On sekizinci yaşımı bitirmeme az kalmıştı, söz konusu Selen Vuran olduğunda ben hâlâ sekiz yaşındaydım.

"Selen..."

"Kes sesini!" diye bağırıp elindeki sopayı havaya kaldırdı. "Sus Allah'ın belası, sus!"

Söylediğini yaparak daha önce olduğu gibi sustum ve gözlerimi Selen'den ayırarak Bora'ya çevirdim.

Ağlıyordu; küçücük elleriyle ağzını kapatmış, sessiz sessiz ağlıyordu. Diğer elini bana uzatmıştı, bu defa ben onu kurtarayım diye değil, o beni kurtarsın diye. Fakat bunu yapamayacağını biliyor, bunu bildiği için ağlıyor; ağlamasının annesini daha çok öfkelendireceğini bildiği için de elliyle ağzını kapatıyordu.

Bora. Öz annesi tarafından aşağılandığı hatta şiddet gördüğü halde onu hâlâ sevebilen çocuk...

Onu o kadar çok seviyordum ki bir kalbim olduğunu yalnızca onun yanında hissedebiliyordum.

"Neden yürüyemiyor?" diye sorarak cevap alabilecekmiş gibi kendi oğluna döndü.

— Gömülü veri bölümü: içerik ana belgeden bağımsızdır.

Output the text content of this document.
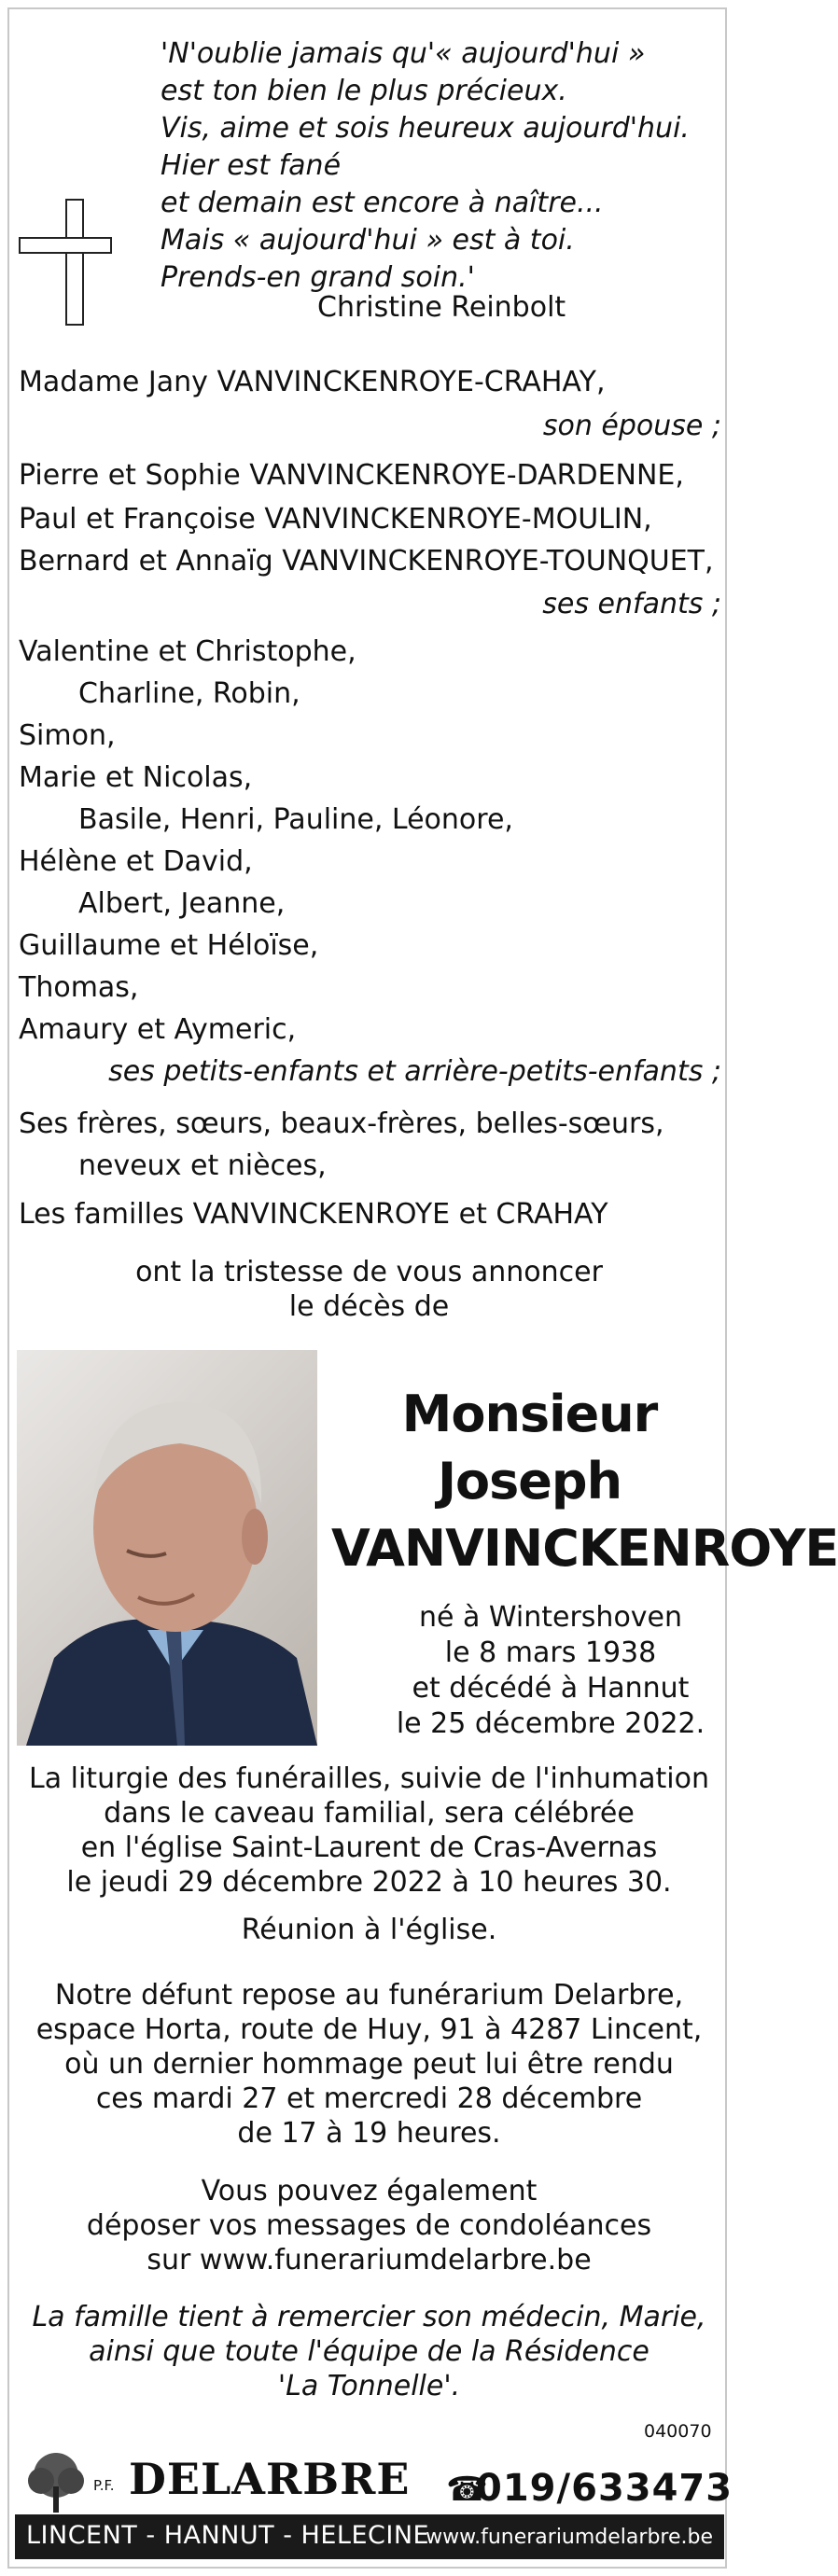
'N'oublie jamais qu'« aujourd'hui »
est ton bien le plus précieux.
Vis, aime et sois heureux aujourd'hui.
Hier est fané
et demain est encore à naître...
Mais « aujourd'hui » est à toi.
Prends-en grand soin.'
Christine Reinbolt
Madame Jany VANVINCKENROYE-CRAHAY,
son épouse ;
Pierre et Sophie VANVINCKENROYE-DARDENNE,
Paul et Françoise VANVINCKENROYE-MOULIN,
Bernard et Annaïg VANVINCKENROYE-TOUNQUET,
ses enfants ;
Valentine et Christophe,
Charline, Robin,
Simon,
Marie et Nicolas,
Basile, Henri, Pauline, Léonore,
Hélène et David,
Albert, Jeanne,
Guillaume et Héloïse,
Thomas,
Amaury et Aymeric,
ses petits-enfants et arrière-petits-enfants ;
Ses frères, sœurs, beaux-frères, belles-sœurs,
neveux et nièces,
Les familles VANVINCKENROYE et CRAHAY
ont la tristesse de vous annoncer
le décès de
Monsieur
Joseph
VANVINCKENROYE
né à Wintershoven
le 8 mars 1938
et décédé à Hannut
le 25 décembre 2022.
La liturgie des funérailles, suivie de l'inhumation
dans le caveau familial, sera célébrée
en l'église Saint-Laurent de Cras-Avernas
le jeudi 29 décembre 2022 à 10 heures 30.
Réunion à l'église.
Notre défunt repose au funérarium Delarbre,
espace Horta, route de Huy, 91 à 4287 Lincent,
où un dernier hommage peut lui être rendu
ces mardi 27 et mercredi 28 décembre
de 17 à 19 heures.
Vous pouvez également
déposer vos messages de condoléances
sur www.funerariumdelarbre.be
La famille tient à remercier son médecin, Marie,
ainsi que toute l'équipe de la Résidence
'La Tonnelle'.
040070
P.F. DELARBRE ☎
019/633473
LINCENT - HANNUT - HELECINE
www.funerariumdelarbre.be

Bora, annesiyle göz göze gelmesine kalmadan üstündeki örtüyü başına kadar çekti. Ona, gözyaşlarıyla yakalanmaması gerektiğini öğreteli çok oluyordu.

"Lanet olası bu aptal çocuk, neden yürüyemiyor?"

"Selen..." dedim yalvarır gibi. Dünya üzerindeki karşısında küçüldüğüm tek insan bu kadındı.

Bana döndü tekrar. "Sen yürüyebiliyorsun, konuşabiliyorsun ama o ne yürüyebiliyor ne de konuşabiliyor," diye daha sakin bir dille konuştuktan sonra tekrar nedenini sormaya başladı. "Neden Kıvanç, neden?"

Babam, sekizinci yaş günümden iki gün sonra "Artık senin de bir annen olacak," demişti bana.

O güne dek bana hem annelik hem de babalık yapmıştı, onun sayesinde hiçbir zaman anne yokluğu hissetmemiştim fakat o gün, o sözü söyleyince, bir anlığına da olsa anne eksikliğini hissetmiştim.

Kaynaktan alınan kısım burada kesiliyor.